Even the internet has changed to accommodate that user and business driven evolution. We now have superfast broadband connections that connect to content delivery networks and infinitely scalable cloud computing resources that are close to users for the best user experience.
That's before we get into software applications for mobile devices like smartphones and tablets. Do we even have a web anymore, the way its inventor Tim Berners-Lee dub dub dub defined it?
You might wonder what Web3 will bring to today's trillion-dollar, multi-faceted industry that continues to evolve to keep up with new ideas and uses.
Web3 is only vaguely defined, but it comes with a dollop of crypto-currency, blockchain and non-fungible tokens (NFTs), and a promise to break up the power of the current tech titans and pass it back to users.
It's decentralisation, baby. That is the station where libertarians with money to burn board the Web3 train.
Decentralised financial power is promised via cryptocurrencies, which I've struggled to see as anything but a highly impractical pyramid scheme in the past.

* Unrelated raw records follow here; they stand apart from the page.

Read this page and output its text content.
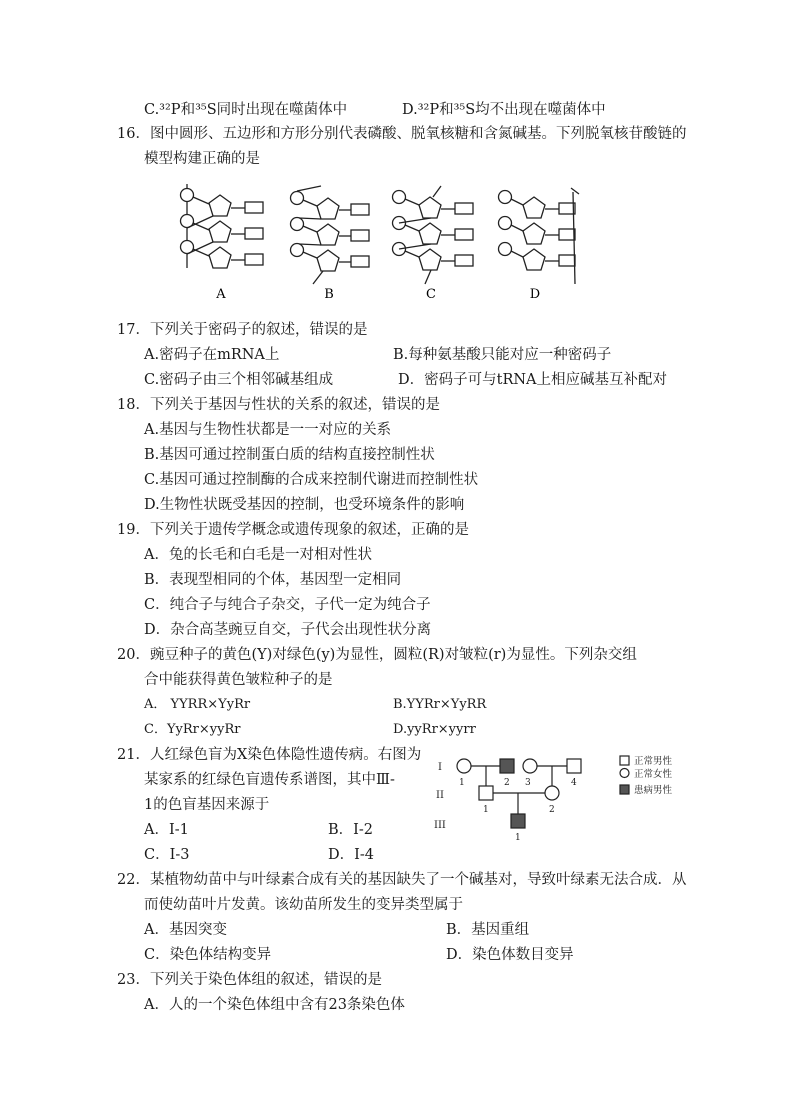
C.³²P和³⁵S同时出现在噬菌体中	D.³²P和³⁵S均不出现在噬菌体中
16．图中圆形、五边形和方形分别代表磷酸、脱氧核糖和含氮碱基。下列脱氧核苷酸链的
模型构建正确的是
A	B	C	D
17．下列关于密码子的叙述，错误的是
A.密码子在mRNA上	B.每种氨基酸只能对应一种密码子
C.密码子由三个相邻碱基组成	D．密码子可与tRNA上相应碱基互补配对
18．下列关于基因与性状的关系的叙述，错误的是
A.基因与生物性状都是一一对应的关系
B.基因可通过控制蛋白质的结构直接控制性状
C.基因可通过控制酶的合成来控制代谢进而控制性状
D.生物性状既受基因的控制，也受环境条件的影响
19．下列关于遗传学概念或遗传现象的叙述，正确的是
A．兔的长毛和白毛是一对相对性状
B．表现型相同的个体，基因型一定相同
C．纯合子与纯合子杂交，子代一定为纯合子
D．杂合高茎豌豆自交，子代会出现性状分离
20．豌豆种子的黄色(Y)对绿色(y)为显性，圆粒(R)对皱粒(r)为显性。下列杂交组
合中能获得黄色皱粒种子的是
A． YYRR×YyRr	B.YYRr×YyRR
C．YyRr×yyRr	D.yyRr×yyrr
21．人红绿色盲为X染色体隐性遗传病。右图为
某家系的红绿色盲遗传系谱图，其中Ⅲ-
1的色盲基因来源于
A．I-1	B．I-2
C．I-3	D．I-4
I
II
III
1	2 3	4
1	2
1
正常男性
正常女性
患病男性
22．某植物幼苗中与叶绿素合成有关的基因缺失了一个碱基对，导致叶绿素无法合成．从
而使幼苗叶片发黄。该幼苗所发生的变异类型属于
A．基因突变	B．基因重组
C．染色体结构变异	D．染色体数目变异
23．下列关于染色体组的叙述，错误的是
A．人的一个染色体组中含有23条染色体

I have to take that back: cryptocurrencies have been instrumental in enabling the ransomware industry that brings in tens of billions of dollars to its operators each year.

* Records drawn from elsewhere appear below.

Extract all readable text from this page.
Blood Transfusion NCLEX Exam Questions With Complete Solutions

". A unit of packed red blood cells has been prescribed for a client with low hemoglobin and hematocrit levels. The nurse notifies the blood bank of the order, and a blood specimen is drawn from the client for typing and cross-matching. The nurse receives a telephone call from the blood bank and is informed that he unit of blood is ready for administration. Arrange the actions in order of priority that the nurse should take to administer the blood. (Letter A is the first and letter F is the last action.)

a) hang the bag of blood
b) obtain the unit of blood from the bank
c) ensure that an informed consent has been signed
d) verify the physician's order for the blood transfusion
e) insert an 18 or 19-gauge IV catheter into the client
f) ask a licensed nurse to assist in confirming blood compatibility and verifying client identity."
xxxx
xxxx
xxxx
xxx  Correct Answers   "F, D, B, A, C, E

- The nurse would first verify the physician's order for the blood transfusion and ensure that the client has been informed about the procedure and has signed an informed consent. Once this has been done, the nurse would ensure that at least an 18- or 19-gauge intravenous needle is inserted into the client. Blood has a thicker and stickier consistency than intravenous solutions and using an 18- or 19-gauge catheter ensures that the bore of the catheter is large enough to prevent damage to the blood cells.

Creating a new sector like that is real innovation, and it goes beyond shifting illicitly obtained funds around: some ransomware like Cerber and Glupteba have survived for years by using information stored in the public immutable blockchain database to keep their infrastructure alive.
Glupteba was first spotted in 2011, and several of its operators were arrested this year, but the malware isn't going away because that's what immutable means.
Similarly, imagine if you make a mistake or are defrauded on an immutable system like blockchain. Those transactions are forever, and the "funds" can't be returned, unless of course you can roll back the blockchain to a stage before the bad stuff happens.
Which happened with the Ethereum currency in 2016, when a "decentralised autonomous organisation" (DAO) was hacked and tens of millions of dollars disappeared. The ETH developers undid that with a roll back or hard fork of the ETH blockchain which is pretty weak decentralisation really.
Meanwhile, the most popular blockchains use a shocking amount of electricity to provide slow and costly transactions because, in a decentralised system like that, everyone has a copy of the database and needs to agree on which version is the right one.
Web3 also promises to integrate NFTs which are bizarre digital artefacts that can be traded and said to prove ownership, but which in reality don't do any such thing and are a giant scammer's delight.
There's nothing to suggest currently that Web3 will be of any use to other people than short-term speculators.
Undoubtedly, lots of money will be sunk into Web3 next year and the tech will be accessible via web browsers and apps.
Make sure it's not your money though that goes into Web3. Leave the Web3 investments for those who can afford to lose their money, be it real or virtual. When the dust settles, you get to look up their fiscal fiascos on the blockchain anyway.